見現場的情緒快要爆炸,齊佩佩趕緊拉住許木的的袖口想要讓他先走。
「我們等會兒再進來吧,好嗎?」
許木不為所動。
哪還有等會兒啊。
等會兒給齊德龍收屍還差不多。
就在現場一片混亂時。
齊德龍這邊猛然顫抖一下。
「啊!」
他單手撐在床邊上,哐哐吐血。
「這是咋了?」
「爸!」
眾人被嚇壞了。
祝興邦停下手,整個人都傻眼了。
「怎麼還有這麼強的暗勁?」
他趕緊將扎進去的銀針給拔出來。
「喂喂喂,祝醫生你確定你沒搞錯吧?」
「是不是誤診了啊?」
「不行,爸的臉色怎麼這麼蒼白。」
「這怎麼辦啊!」
「......」
母女倆人著急的就像是熱鍋上螞蟻,已經亂了分寸。
祝興邦硬著頭皮開口道:「別緊張,我好好查一查。」
「查什麼啊?你讓開。」
許木實在是無語了,這種事情還得自己親自來動手才行。
「你站住!」
於心遠一下就擋在許木身前。
「你懂個屁啊,你來了更沒用!
齊佩佩也趕緊阻止許木:「算了,好意心領了。」
看著他們這副慌張到已經失去理智的樣子,許木差點忍不住笑了。
「我越是出手,他的傷勢就會嚴重,這可不是我在危言聳聽。
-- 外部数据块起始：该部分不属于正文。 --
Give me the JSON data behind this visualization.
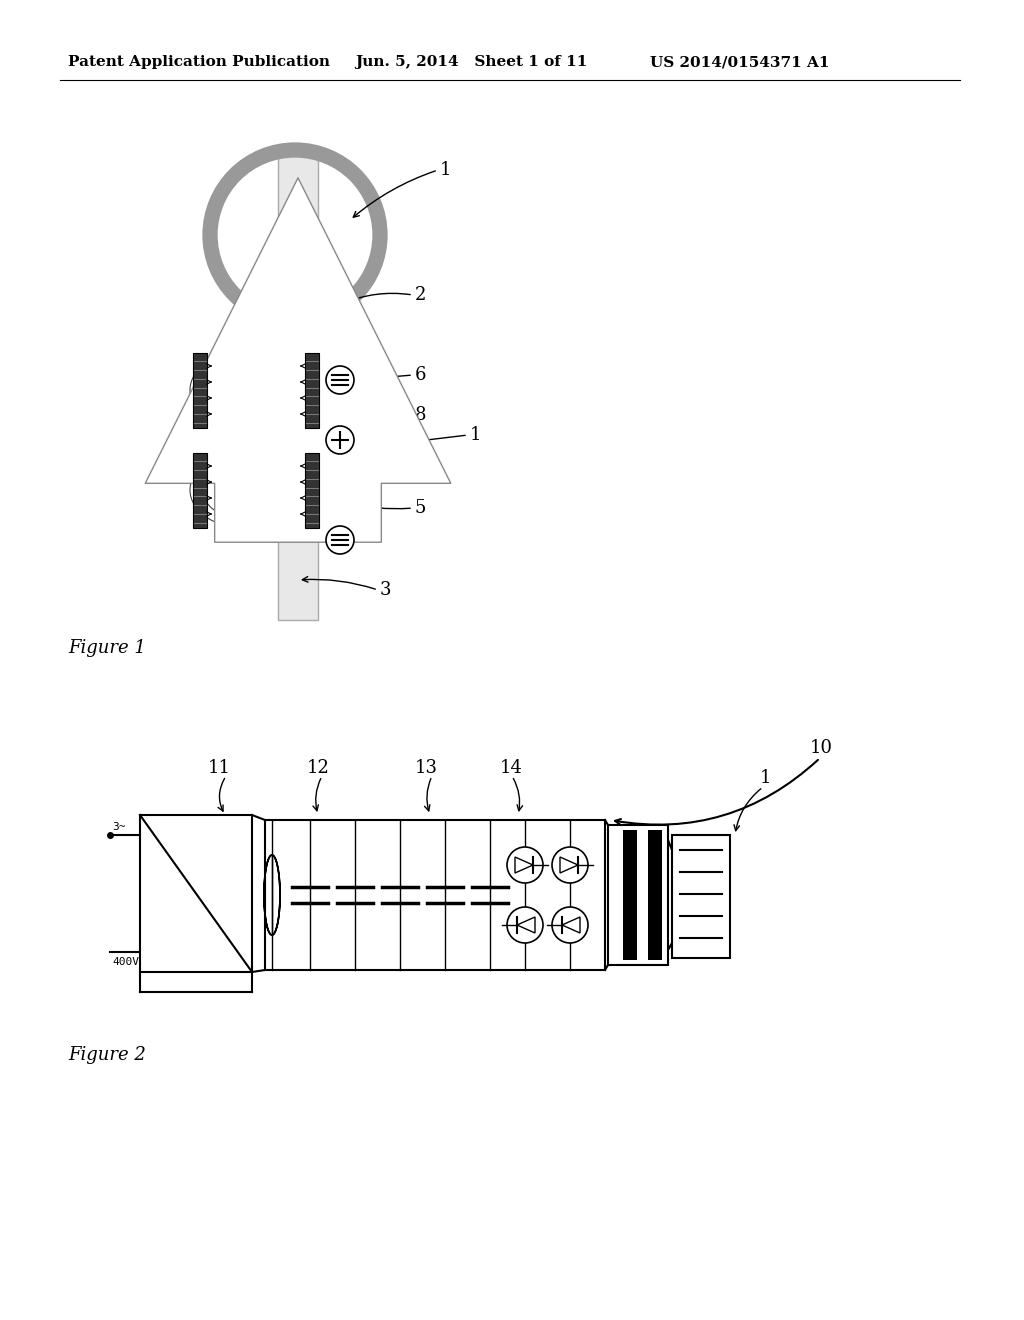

」
張翠花急的不斷在祝興邦身上亂拽。
「你快想想辦法啊。」
祝興邦還在思索,假裝很努力的樣子。
許木瞧著他已經滿頭大汗了。
不用想都知道祝興邦就算是想破腦袋也沒轍了。
不過齊德龍必須得活著,他還沒問話呢。
「許木,不是讓你滾了麼,你怎麼還了賴在這裡不走?」
於心遠上來就伸手打算把他給推出去。
結果被許木反手一巴掌給拍到牆上去了。
「啊!」
於心遠砸在地上,一口氣都差點喘不上來了。
他現在只想先把齊德龍這條命給穩住再說。
張翠花這個潑婦,竟然也敢上來攔截許木。
「你還敢動手,你不想活了你!」
許木怒視著他,血壓上來了。
他自問自己剛才對張翠花已經夠客氣了。
實在是因為想從齊德龍這邊問出點情報,所以暫時不能和張翠花鬧的太過火。
結果這給臉不要臉的還蹬鼻子上演了。
「好好好,你就這麼想當寡婦是吧?」
「你說什麼?」
就在倆人劍拔弩張時,門外傳來一道渾厚的聲音。
「安靜安靜,病房裡禁止喧譁。」
眾人看過去,發現是祝回春來了。
看見自己老爸,祝興邦立刻就像是抓住了救命稻草一樣。
「爸,快來救命啊!」
祝回春頓了一下,先無視了所有人,眼神就定格在許木身上了。